Haben Kinder wegen Corona Entwicklungs-Verspätung?
Einige Kinder kommen heute mit Windeln zur Schule und sind teilweise recht unselbständig. Spielt die Pandemie mit dem Coronavirus eine Rolle?
Das Wichtigste in Kürze
- Einige Kinder tragen bei der Einschulung noch Windeln – heute kommt das öfter vor.
- Ein Bericht aus Grossbritannien legt einen Zusammenhang mit Corona nahe.
- In der Schweiz vermuten Expertinnen aber einen anderen Hauptgrund.
In England schlägt eine Expertin Alarm: Die Kinder kommen mit Entwicklungsverzögerungen zur Schule. Einige tragen noch Windeln, so Anne Longfield, ehemalige Kinderbeauftragte des Landes.
In einem Bericht ihres Kinderzentrums steht, dass Corona wohl Ungleichheiten bei der Schulbereitschaft kleiner Kinder verschlimmert habe.
Windeln bei der Einschulung – ein Problem, das auch in der Schweiz bekannt ist. Bereits 2023 schlugen Lehrpersonen Alarm, weil immer mehr Kinder nach der Einschulung noch nicht trocken sind.

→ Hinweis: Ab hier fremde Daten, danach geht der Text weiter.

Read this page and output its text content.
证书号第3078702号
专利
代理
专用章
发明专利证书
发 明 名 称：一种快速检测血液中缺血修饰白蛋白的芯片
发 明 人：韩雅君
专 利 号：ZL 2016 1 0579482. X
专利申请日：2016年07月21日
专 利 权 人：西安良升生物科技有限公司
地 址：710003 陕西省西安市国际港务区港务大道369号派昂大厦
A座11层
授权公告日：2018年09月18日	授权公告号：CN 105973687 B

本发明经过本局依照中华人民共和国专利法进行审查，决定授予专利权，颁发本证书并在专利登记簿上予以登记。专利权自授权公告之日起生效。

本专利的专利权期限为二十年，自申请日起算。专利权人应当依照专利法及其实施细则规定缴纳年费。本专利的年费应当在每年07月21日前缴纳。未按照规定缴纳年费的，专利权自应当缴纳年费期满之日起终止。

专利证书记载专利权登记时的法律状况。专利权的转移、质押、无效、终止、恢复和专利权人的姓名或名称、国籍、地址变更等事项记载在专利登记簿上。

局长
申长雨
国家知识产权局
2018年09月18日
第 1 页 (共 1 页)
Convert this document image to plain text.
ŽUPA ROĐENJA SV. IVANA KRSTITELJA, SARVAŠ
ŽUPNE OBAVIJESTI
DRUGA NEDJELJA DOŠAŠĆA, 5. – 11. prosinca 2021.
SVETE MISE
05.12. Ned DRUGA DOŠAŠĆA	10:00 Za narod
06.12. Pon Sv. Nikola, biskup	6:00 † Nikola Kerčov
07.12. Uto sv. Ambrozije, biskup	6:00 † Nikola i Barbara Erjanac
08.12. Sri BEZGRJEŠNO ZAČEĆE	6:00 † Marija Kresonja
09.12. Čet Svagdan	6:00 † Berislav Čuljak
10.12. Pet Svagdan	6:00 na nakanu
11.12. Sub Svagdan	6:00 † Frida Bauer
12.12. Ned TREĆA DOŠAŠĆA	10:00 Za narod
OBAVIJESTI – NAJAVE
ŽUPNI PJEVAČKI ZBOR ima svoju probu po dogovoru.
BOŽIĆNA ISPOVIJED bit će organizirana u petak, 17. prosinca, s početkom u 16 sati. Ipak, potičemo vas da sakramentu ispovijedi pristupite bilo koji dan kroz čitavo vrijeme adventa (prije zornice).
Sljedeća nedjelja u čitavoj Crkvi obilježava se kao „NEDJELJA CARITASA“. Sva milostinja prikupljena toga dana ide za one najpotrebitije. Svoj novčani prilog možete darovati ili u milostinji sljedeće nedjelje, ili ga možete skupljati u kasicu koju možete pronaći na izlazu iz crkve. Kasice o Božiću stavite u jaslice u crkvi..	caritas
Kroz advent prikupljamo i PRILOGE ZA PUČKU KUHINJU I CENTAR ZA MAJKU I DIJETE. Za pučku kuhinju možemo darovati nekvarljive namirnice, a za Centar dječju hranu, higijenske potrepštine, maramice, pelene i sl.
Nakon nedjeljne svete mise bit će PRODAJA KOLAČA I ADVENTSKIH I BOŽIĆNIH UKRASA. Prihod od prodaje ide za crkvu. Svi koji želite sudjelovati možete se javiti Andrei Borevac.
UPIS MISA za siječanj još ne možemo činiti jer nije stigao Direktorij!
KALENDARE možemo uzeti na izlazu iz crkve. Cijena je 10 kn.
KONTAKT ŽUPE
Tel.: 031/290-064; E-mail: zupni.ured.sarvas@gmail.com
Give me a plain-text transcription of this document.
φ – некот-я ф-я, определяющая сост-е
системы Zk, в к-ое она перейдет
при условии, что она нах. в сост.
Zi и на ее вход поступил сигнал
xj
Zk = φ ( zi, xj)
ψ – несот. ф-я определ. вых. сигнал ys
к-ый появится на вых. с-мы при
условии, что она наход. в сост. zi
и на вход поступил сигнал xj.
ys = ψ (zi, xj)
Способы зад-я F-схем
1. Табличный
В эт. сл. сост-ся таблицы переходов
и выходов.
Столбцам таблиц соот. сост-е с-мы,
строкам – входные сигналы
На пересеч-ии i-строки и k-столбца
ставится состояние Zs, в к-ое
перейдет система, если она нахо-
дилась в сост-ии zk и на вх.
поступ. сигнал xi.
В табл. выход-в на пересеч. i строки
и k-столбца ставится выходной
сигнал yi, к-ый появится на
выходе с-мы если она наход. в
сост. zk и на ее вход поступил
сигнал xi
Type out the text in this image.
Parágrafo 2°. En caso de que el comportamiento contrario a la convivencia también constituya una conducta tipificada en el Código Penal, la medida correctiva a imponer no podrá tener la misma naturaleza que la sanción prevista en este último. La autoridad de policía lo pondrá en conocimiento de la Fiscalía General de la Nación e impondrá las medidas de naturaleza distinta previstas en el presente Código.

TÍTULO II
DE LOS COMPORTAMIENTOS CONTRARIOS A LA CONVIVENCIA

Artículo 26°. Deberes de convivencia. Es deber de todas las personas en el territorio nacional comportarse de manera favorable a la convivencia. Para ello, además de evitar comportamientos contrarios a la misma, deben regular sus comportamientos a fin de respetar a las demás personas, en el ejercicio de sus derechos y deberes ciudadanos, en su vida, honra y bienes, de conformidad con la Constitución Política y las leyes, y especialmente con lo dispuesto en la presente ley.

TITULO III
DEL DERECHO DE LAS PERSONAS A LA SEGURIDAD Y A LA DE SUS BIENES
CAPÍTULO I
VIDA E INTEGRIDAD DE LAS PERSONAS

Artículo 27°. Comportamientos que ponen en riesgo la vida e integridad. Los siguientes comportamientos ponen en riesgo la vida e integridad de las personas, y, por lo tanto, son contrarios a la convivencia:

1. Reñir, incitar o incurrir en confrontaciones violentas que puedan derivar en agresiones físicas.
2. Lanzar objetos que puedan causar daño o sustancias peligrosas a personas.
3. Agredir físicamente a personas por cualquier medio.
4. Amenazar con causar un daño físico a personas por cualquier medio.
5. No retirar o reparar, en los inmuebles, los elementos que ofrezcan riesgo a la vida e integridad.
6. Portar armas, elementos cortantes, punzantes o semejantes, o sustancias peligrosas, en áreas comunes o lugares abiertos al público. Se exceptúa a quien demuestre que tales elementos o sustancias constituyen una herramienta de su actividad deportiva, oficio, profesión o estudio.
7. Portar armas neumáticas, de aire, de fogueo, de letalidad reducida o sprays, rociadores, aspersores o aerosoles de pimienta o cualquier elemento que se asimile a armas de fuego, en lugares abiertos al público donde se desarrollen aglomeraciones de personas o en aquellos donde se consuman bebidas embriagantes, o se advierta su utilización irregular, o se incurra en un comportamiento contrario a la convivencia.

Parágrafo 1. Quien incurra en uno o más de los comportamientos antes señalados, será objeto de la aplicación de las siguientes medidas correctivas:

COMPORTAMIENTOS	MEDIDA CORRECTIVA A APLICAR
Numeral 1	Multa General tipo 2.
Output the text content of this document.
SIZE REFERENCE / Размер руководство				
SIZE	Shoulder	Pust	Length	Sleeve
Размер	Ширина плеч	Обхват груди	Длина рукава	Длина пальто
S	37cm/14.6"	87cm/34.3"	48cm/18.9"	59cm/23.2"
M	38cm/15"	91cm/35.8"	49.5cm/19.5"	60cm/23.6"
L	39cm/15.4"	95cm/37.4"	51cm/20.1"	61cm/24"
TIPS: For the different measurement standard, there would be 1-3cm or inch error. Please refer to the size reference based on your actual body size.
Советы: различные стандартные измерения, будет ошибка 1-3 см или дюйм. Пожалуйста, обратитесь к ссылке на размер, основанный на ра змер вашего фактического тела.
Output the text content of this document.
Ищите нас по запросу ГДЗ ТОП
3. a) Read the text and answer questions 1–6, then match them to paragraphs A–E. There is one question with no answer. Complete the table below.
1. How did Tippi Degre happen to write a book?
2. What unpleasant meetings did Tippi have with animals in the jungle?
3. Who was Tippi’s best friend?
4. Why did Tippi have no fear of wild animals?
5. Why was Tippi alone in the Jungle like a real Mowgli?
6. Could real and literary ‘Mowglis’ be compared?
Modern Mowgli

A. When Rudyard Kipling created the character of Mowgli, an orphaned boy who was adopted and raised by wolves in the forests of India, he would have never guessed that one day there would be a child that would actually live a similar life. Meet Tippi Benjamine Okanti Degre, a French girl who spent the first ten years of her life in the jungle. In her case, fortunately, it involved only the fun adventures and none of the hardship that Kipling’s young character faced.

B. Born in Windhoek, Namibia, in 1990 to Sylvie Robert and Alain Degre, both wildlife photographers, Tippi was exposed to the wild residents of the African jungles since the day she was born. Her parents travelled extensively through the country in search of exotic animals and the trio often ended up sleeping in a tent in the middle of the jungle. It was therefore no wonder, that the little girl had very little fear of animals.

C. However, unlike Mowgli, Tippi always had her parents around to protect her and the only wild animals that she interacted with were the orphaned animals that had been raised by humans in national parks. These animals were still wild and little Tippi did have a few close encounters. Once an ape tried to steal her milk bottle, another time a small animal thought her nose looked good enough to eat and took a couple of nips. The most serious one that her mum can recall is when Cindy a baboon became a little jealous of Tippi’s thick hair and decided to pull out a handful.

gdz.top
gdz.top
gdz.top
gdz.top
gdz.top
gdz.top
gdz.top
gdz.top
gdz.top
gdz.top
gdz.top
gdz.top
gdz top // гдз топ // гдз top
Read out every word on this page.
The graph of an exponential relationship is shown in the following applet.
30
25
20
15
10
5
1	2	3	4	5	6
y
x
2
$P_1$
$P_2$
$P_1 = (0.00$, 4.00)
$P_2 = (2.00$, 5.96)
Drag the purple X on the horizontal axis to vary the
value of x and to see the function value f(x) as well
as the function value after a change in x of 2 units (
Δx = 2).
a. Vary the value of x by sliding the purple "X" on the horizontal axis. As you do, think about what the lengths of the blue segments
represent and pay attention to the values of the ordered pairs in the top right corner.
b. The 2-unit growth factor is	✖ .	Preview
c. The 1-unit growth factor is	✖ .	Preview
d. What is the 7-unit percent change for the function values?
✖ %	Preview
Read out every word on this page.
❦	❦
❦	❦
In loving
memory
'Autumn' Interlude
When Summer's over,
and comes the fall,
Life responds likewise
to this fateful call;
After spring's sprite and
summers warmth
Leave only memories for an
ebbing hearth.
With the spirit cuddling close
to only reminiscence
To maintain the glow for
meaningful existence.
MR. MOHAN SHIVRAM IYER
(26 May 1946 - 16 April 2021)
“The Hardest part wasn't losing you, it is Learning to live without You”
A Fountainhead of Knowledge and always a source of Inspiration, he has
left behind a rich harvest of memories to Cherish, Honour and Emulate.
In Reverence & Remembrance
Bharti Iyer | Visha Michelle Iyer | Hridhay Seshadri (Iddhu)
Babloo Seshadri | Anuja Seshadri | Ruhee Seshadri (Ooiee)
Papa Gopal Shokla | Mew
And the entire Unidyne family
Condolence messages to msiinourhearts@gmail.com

Dagmar Rösler, die oberste Lehrerin der Schweiz, sagt zu Nau.ch: «Auch ich habe schon gehört, dass sie teilweise noch Windeln haben und allgemein noch recht unselbstständig sind.»
Wirkt sich die Coronapandemie noch immer auf die Entwicklung der Kinder aus?
«Grosse Herausforderungen»
Rösler bezweifelt das, auch wenn sie die Gründe für das Phänomen nicht kennt. Sie hält aber eher das Alter für einen möglichen Faktor: Kinder werden heute in der Schweiz nämlich teilweise ein Jahr früher eingeschult.
Da sei klar: «Die frühere Einschulung und die damit verbundenen Erscheinungen stellen Kindergartenlehrpersonen vor grosse Herausforderungen. Vor allem dann, wenn sie alleine für über 20 kleine ‹Knöpfe› zuständig sind.»
Die Schule verlange trotzdem nicht, dass alle Kinder zu einem bestimmten Zeitpunkt am genau gleichen Entwicklungspunkt stehen. «Mit Entwicklungsunterschieden kann man in Schule und Kindergarten umgehen», sagt Rösler.
Aber: «Es gibt ein paar Dinge, die beim Eintritt in die Schule beziehungsweise dem Kindergarten sitzen sollten. Dazu gehören das Trockensein, erste soziale Kompetenzen und die Fähigkeit, sich für gewisse Zeit von den Eltern lösen zu können.»
Expertin kritisiert frühere Einschulung
Die Kinder sind also bei der Einschulung heute jünger als früher – trotzdem: Die meisten werden zwischen drei und vier Jahren trocken. Eingeschult werden sie in der Schweiz aber erst ab dem vierten Geburtstag. Warum also klappt es trotzdem nicht bei allen mit dem WC-Gang?
Die Zürcher Familienberaterin Katja Stäheli erklärt bei Nau.ch: «In dem Alter sind viele Kinder aus verschiedenen möglichen Gründen einfach noch nicht trocken. Das ändert auch die Einschulung nicht.»
Sie will deshalb auch nicht von verspäteter Entwicklung sprechen. «Die Herausforderung für alle Beteiligten ist der Entscheid, den Stichtag zu verändern und damit die Kinder früher einzuschulen.»
Sie kritisiert, dass dabei zu wenig Rücksicht auf die Entwicklung von vierjährigen Kindern genommen wird: «Ich persönlich verstehe nicht, warum so entschieden wurde.»
Coronamasken wirkten sich aufs Lernen aus
Man wisse aber auch, dass sich die Pandemie auf die Kinder ausgewirkt habe.
Zwei Beispiele: «Säuglinge bauen unter anderem über die Mimik und Körpernähe Bindung auf. Das Maskentragen und Abstandhalten hat das sicherlich erschwert.»
Schulkinder lernten Aussprache und Mimik anders, wenn die Lehrperson eine Maske trug. «Man lernt viel davon, wie jemand den Mund beim Aussprechen bewegt und wie der Klang des Wortes ist.» Und auch die Sprache klinge anders, wenn jemand eine Maske trägt.
«Corona hatte sicherlich einen Einfluss, aber wie stark der auf ein Kind wirkt, ist sehr individuell. Die Ressourcen der Familien, wie im Bericht aus England erwähnt, spielen sicherlich eine Rolle.»
Aber: Ob diese Auswirkungen so lang anhaltend sind, dass sie sich bis heute auf die Entwicklung jüngerer Kinder auswirken, sei unbekannt.